The present news that has come to UKENTV too suggests that the number of young Kenyans in prison is also on the high. What is causing our young children to offend? Many boys than girls are caught in this web, and unless a campaign of children support is coordinated by the community, many will get lost in the system of offending and reoffending.
It is easier to blame the system, to point fingers at racism and red tape, blame the education system or even peer
pressure. Yes, it’s easier to point fingers at others rather than ourselves. Yet, when the children go to jail, there behind is a torn out family, whose life in the land of plenty has been turned ugly.
What has gone wrong?
Family Breakdown: There is a disintegration of many family units. The rate of divorces within the Kenyan community in UK has gone up. If divorce is inevitable, it’s important for parents to take great effort to council, monitor and challenge the behavior of the youngster together and to share responsibilities of guidance and wellbeing of the child.
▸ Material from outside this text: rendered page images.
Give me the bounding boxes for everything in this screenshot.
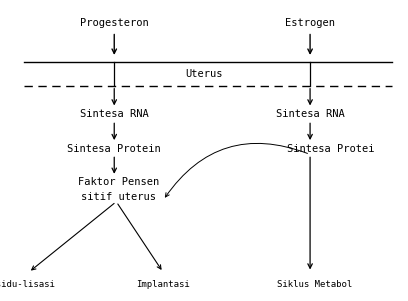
Text: sitif uterus: sitif uterus: [81, 192, 156, 202]
Text: Implantasi: Implantasi: [136, 280, 190, 289]
Text: Siklus Metabol: Siklus Metabol: [277, 280, 352, 289]
Text: Desidu-lisasi: Desidu-lisasi: [0, 280, 55, 289]
Text: Sintesa RNA: Sintesa RNA: [276, 109, 344, 119]
Text: Estrogen: Estrogen: [285, 17, 335, 28]
Text: Sintesa RNA: Sintesa RNA: [80, 109, 149, 119]
Text: Sintesa Protein: Sintesa Protein: [67, 144, 161, 154]
Text: Faktor Pensen: Faktor Pensen: [78, 177, 159, 187]
Text: Progesteron: Progesteron: [80, 17, 149, 28]
Text: Uterus: Uterus: [185, 69, 223, 79]
Text: Sintesa Protei: Sintesa Protei: [287, 144, 374, 154]
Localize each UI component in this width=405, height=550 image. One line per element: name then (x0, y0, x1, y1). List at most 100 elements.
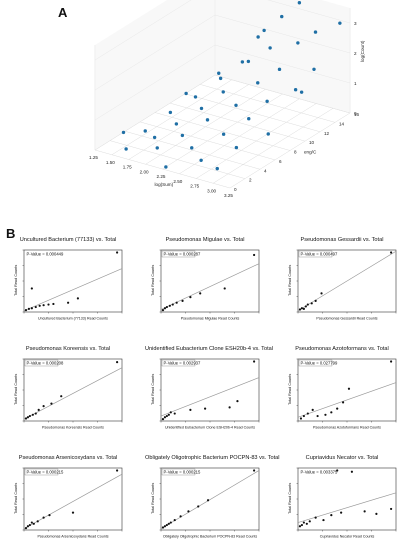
data-point-3d (215, 166, 219, 171)
regression-line (297, 250, 397, 312)
data-point (167, 413, 170, 416)
scatter-plot: P-Value = 0.000215 Total Read Counts Pseud… (14, 467, 123, 539)
scatter-title: Pseudomonas Gessardii vs. Total (300, 237, 384, 243)
x-tick-label-3d: 3.25 (224, 193, 233, 198)
data-point (299, 417, 303, 420)
data-point (228, 406, 231, 409)
data-point (47, 303, 50, 306)
data-point (298, 525, 302, 528)
data-point-3d (312, 67, 316, 71)
data-point-3d (247, 116, 251, 121)
data-point-3d (296, 41, 300, 45)
regression-line (297, 382, 397, 418)
x-tick-label-3d: 2.50 (173, 179, 182, 184)
z-tick-label-3d: 0 (354, 111, 357, 116)
data-point (189, 296, 192, 299)
pvalue-label: P-Value = 0.000215 (27, 470, 64, 475)
scatter-plot: P-Value = 0.000449 Total Read Counts Uncul… (14, 249, 123, 321)
data-point (305, 522, 308, 525)
scatter-title: Unidentified Eubacterium Clone ESH20b-4 … (145, 346, 273, 352)
data-point (171, 303, 174, 306)
data-point-3d (164, 165, 168, 169)
data-point-3d (152, 135, 157, 140)
x-tick-label-3d: 1.75 (123, 165, 132, 170)
data-point-3d (121, 130, 126, 135)
regression-line (23, 367, 123, 420)
data-point (116, 361, 119, 364)
data-point (52, 302, 55, 306)
y-axis-label: Total Read Counts (288, 374, 292, 405)
x-tick-label-3d: 2.25 (157, 174, 166, 179)
data-point (42, 304, 45, 307)
scatter-plot: P-Value = 0.002937 Total Read Counts Unide… (151, 358, 260, 430)
panel-label-b: B (6, 226, 16, 241)
data-point (322, 518, 325, 522)
data-point-3d (124, 147, 128, 151)
data-point (50, 402, 53, 405)
data-point (42, 516, 45, 519)
data-point-3d (221, 132, 226, 136)
data-point (27, 307, 30, 310)
pvalue-box (298, 359, 333, 367)
data-point (175, 301, 178, 304)
data-point (187, 510, 190, 513)
y-axis-label: Total Read Counts (151, 483, 155, 514)
data-point-3d (184, 91, 188, 96)
data-point (390, 360, 393, 363)
data-point-3d (199, 106, 204, 111)
data-point (24, 417, 28, 420)
data-point-3d (143, 129, 147, 133)
left-pane (95, 0, 215, 150)
plot-frame (297, 358, 397, 422)
scatter-panel: Pseudomonas Koreensis vs. Total P-Value =… (8, 346, 128, 438)
data-point (223, 287, 226, 290)
pvalue-label: P-Value = 0.000215 (164, 470, 201, 475)
y-tick-label-3d: 2 (249, 178, 252, 183)
data-point (302, 414, 305, 418)
data-point (168, 304, 171, 307)
data-point (206, 499, 210, 502)
scatter-title: Pseudomonas Migulae vs. Total (165, 237, 245, 243)
data-point (36, 520, 39, 523)
scatter-title: Pseudomonas Koreensis vs. Total (25, 346, 111, 352)
scatter-title: Cupriavidus Necator vs. Total (305, 455, 379, 461)
data-point-3d (218, 76, 223, 81)
data-point (330, 411, 333, 414)
scatter-plot: P-Value = 0.000208 Total Read Counts Pseud… (14, 358, 123, 430)
data-point (253, 360, 256, 363)
data-point (60, 395, 63, 398)
data-point (320, 292, 323, 295)
data-point (308, 520, 311, 523)
y-tick-label-3d: 4 (264, 168, 267, 173)
regression-line (23, 268, 123, 312)
data-point-3d (338, 21, 342, 25)
data-point-3d (199, 158, 203, 162)
y-axis-label: Total Read Counts (14, 483, 18, 514)
data-point (48, 514, 51, 517)
y-tick-label-3d: 12 (324, 131, 330, 136)
data-point-3d (266, 132, 270, 136)
regression-line (160, 377, 260, 417)
y-tick-label-3d: 14 (339, 121, 345, 126)
data-point (197, 505, 200, 508)
data-point (336, 407, 339, 410)
data-point (76, 297, 79, 300)
data-point (161, 526, 165, 529)
scatter-plot: P-Value = 0.027799 Total Read Counts Pseud… (288, 358, 397, 430)
data-point-3d (313, 30, 318, 34)
data-point (204, 407, 207, 410)
pvalue-label: P-Value = 0.000449 (27, 252, 64, 257)
data-point (300, 523, 304, 527)
data-point (30, 287, 33, 290)
data-point (161, 309, 165, 312)
data-point (28, 523, 31, 527)
x-axis-label: Pseudomonas Gessardii Read Counts (316, 317, 377, 321)
data-point (347, 387, 351, 390)
data-point (311, 408, 314, 411)
data-point (24, 309, 28, 312)
data-point-3d (265, 99, 269, 103)
pvalue-label: P-Value = 0.000497 (301, 252, 338, 257)
plot-frame (23, 358, 123, 422)
scatter-panel: Pseudomonas Migulae vs. Total P-Value = 0… (145, 237, 265, 329)
data-point (306, 412, 309, 415)
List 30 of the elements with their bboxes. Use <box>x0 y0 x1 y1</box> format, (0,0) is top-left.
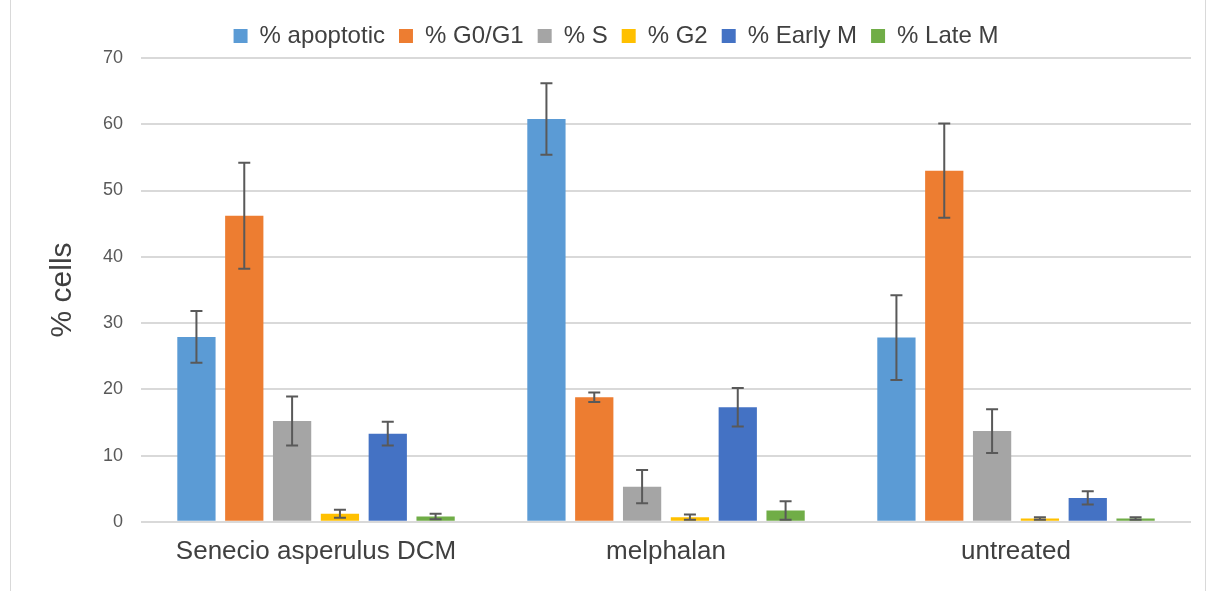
legend-label: % apoptotic <box>259 20 385 48</box>
bar <box>177 336 216 521</box>
bar <box>368 433 407 521</box>
legend-label: % Late M <box>897 20 999 48</box>
bar <box>1068 497 1107 521</box>
bar <box>225 215 264 521</box>
bar <box>925 170 964 521</box>
bar <box>877 337 916 521</box>
x-tick-label: Senecio asperulus DCM <box>175 534 457 565</box>
y-tick-label: 60 <box>102 113 124 134</box>
y-tick-label: 0 <box>113 510 124 531</box>
y-axis-title: % cells <box>44 242 78 338</box>
bar <box>575 397 614 521</box>
y-tick-label: 10 <box>102 444 124 465</box>
legend-label: % G0/G1 <box>424 20 524 48</box>
bar <box>972 431 1012 521</box>
legend-label: % S <box>563 20 608 48</box>
bar <box>718 407 757 521</box>
bar <box>527 118 566 521</box>
y-tick-label: 50 <box>102 179 124 200</box>
y-tick-label: 30 <box>102 312 124 332</box>
y-tick-label: 20 <box>102 378 124 399</box>
x-tick-label: untreated <box>961 534 1071 565</box>
y-tick-label: 40 <box>102 245 124 266</box>
bar <box>272 421 312 521</box>
bar <box>622 486 662 521</box>
legend-label: % Early M <box>747 20 858 48</box>
legend-label: % G2 <box>647 20 708 48</box>
x-tick-label: melphalan <box>606 534 726 565</box>
y-tick-label: 70 <box>102 46 124 67</box>
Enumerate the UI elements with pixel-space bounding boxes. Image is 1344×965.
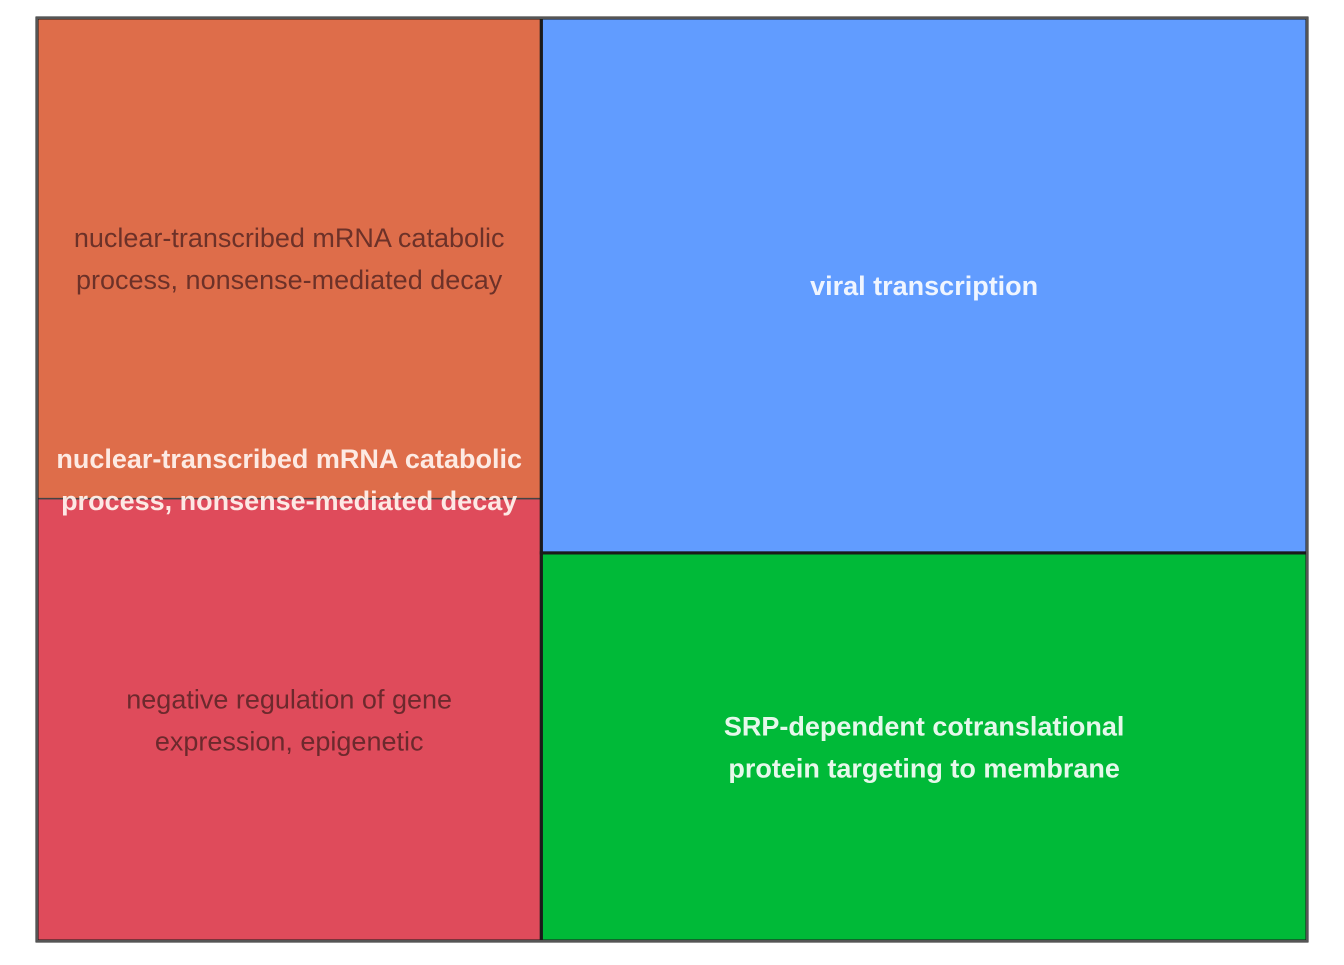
treemap-leaf-label: nuclear-transcribed mRNA catabolic proces… (74, 223, 505, 295)
leaf-label-layer: nuclear-transcribed mRNA catabolic proces… (74, 223, 505, 757)
treemap-leaf-label-line: nuclear-transcribed mRNA catabolic (74, 223, 505, 253)
treemap-group-label-line: viral transcription (810, 271, 1038, 301)
treemap-leaf-tile (540, 552, 1308, 942)
treemap-group-label: nuclear-transcribed mRNA catabolic proces… (56, 444, 522, 516)
treemap-leaf-label-line: expression, epigenetic (155, 726, 424, 756)
group-layer (35, 16, 1309, 943)
treemap-frame (36, 17, 1308, 942)
treemap-leaf-label-line: negative regulation of gene (126, 684, 452, 714)
treemap-group-label: SRP-dependent cotranslational protein tar… (724, 711, 1125, 783)
treemap-leaf-tile (36, 497, 543, 942)
leaf-layer (36, 17, 1308, 942)
treemap-group-label: viral transcription (810, 271, 1038, 301)
treemap-group-label-line: nuclear-transcribed mRNA catabolic (56, 444, 522, 474)
treemap-group-label-line: SRP-dependent cotranslational (724, 711, 1125, 741)
treemap-group-label-line: protein targeting to membrane (728, 753, 1120, 783)
treemap-group-label-line: process, nonsense-mediated decay (61, 486, 517, 516)
treemap-leaf-tile (36, 17, 543, 500)
group-label-layer: nuclear-transcribed mRNA catabolic proces… (56, 271, 1125, 783)
treemap-leaf-label: negative regulation of gene expression, e… (126, 684, 452, 756)
treemap-leaf-tile (540, 17, 1308, 554)
treemap-leaf-label-line: process, nonsense-mediated decay (76, 265, 503, 295)
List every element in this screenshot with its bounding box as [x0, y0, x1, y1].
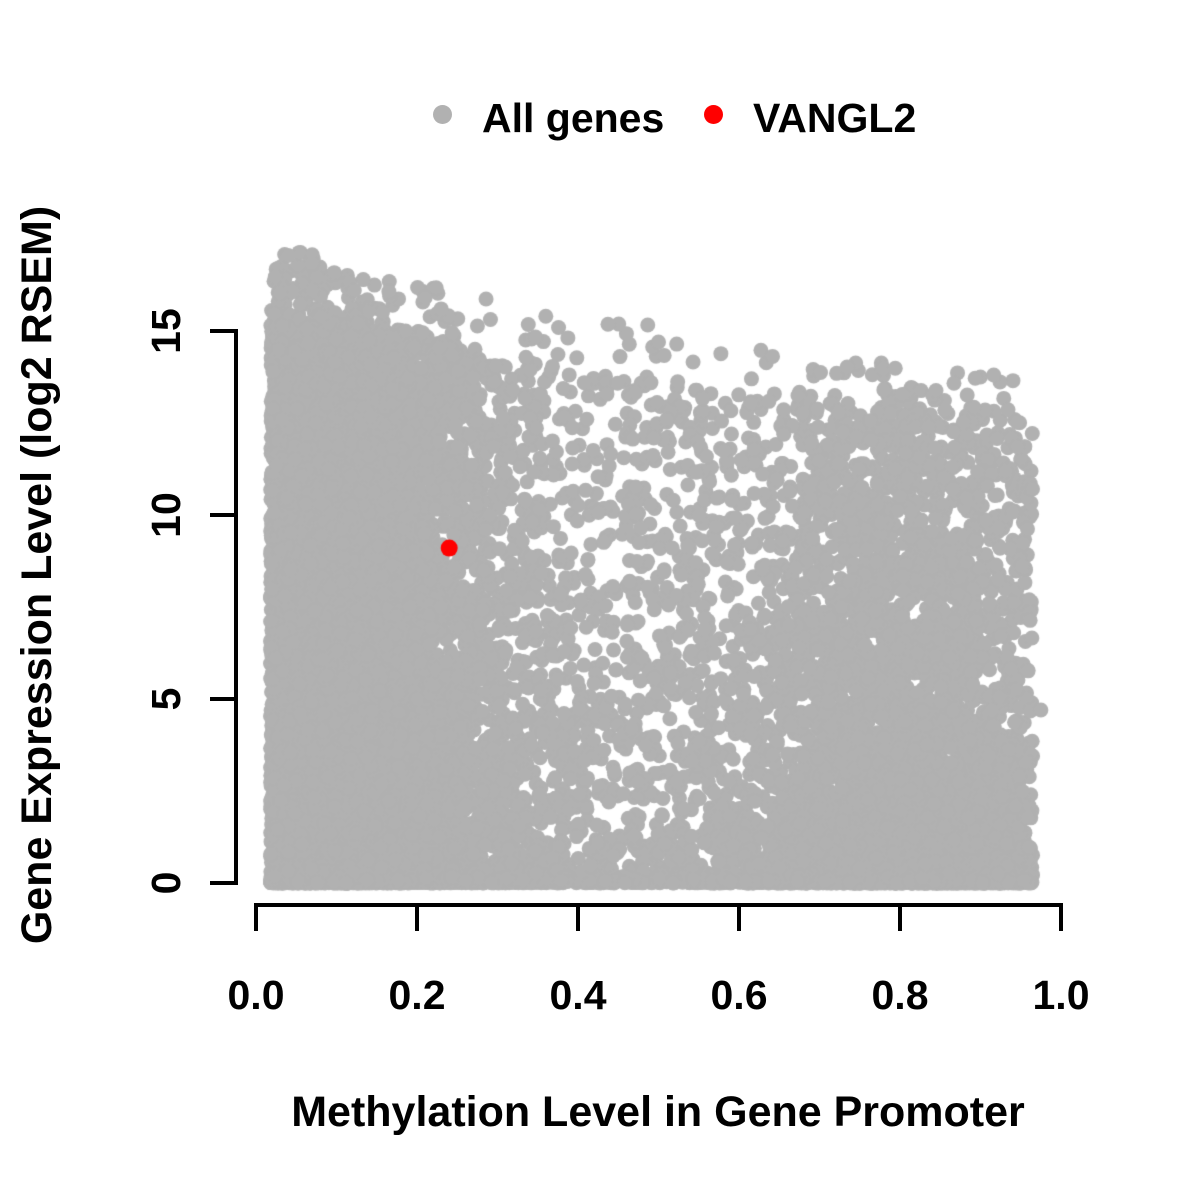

Economic hardship means that many parents are working overtime, and when at home, are so preoccupied with daily chores that their absence is affecting the wellbeing of the children. All children are mischievous (remember the mischief you got to while growing up) but certain age groups have coordinated gang like activities, which has high risk, and even though done for fun, could results to criminal records.
Some Kenyans too spend all their money on projects for investment (which is a great idea), but not to the expense of the welfare of the children. They will not need inheritance more than they will need their life skills and education. Many of us are able to hassle here because of the life skills we learnt from our homes. Take time to guide and council, and if need be find a professional.
This is just a glimpse of the problem. Its much more complicated. Remember that many are deported after the prison sentence. I would love to see a brainstorm, suggestions and words of hope to families affected. Remember that it could happen to anybody, from pastors to ministers. This is a community problem, how in your opinion can we reverse the trend?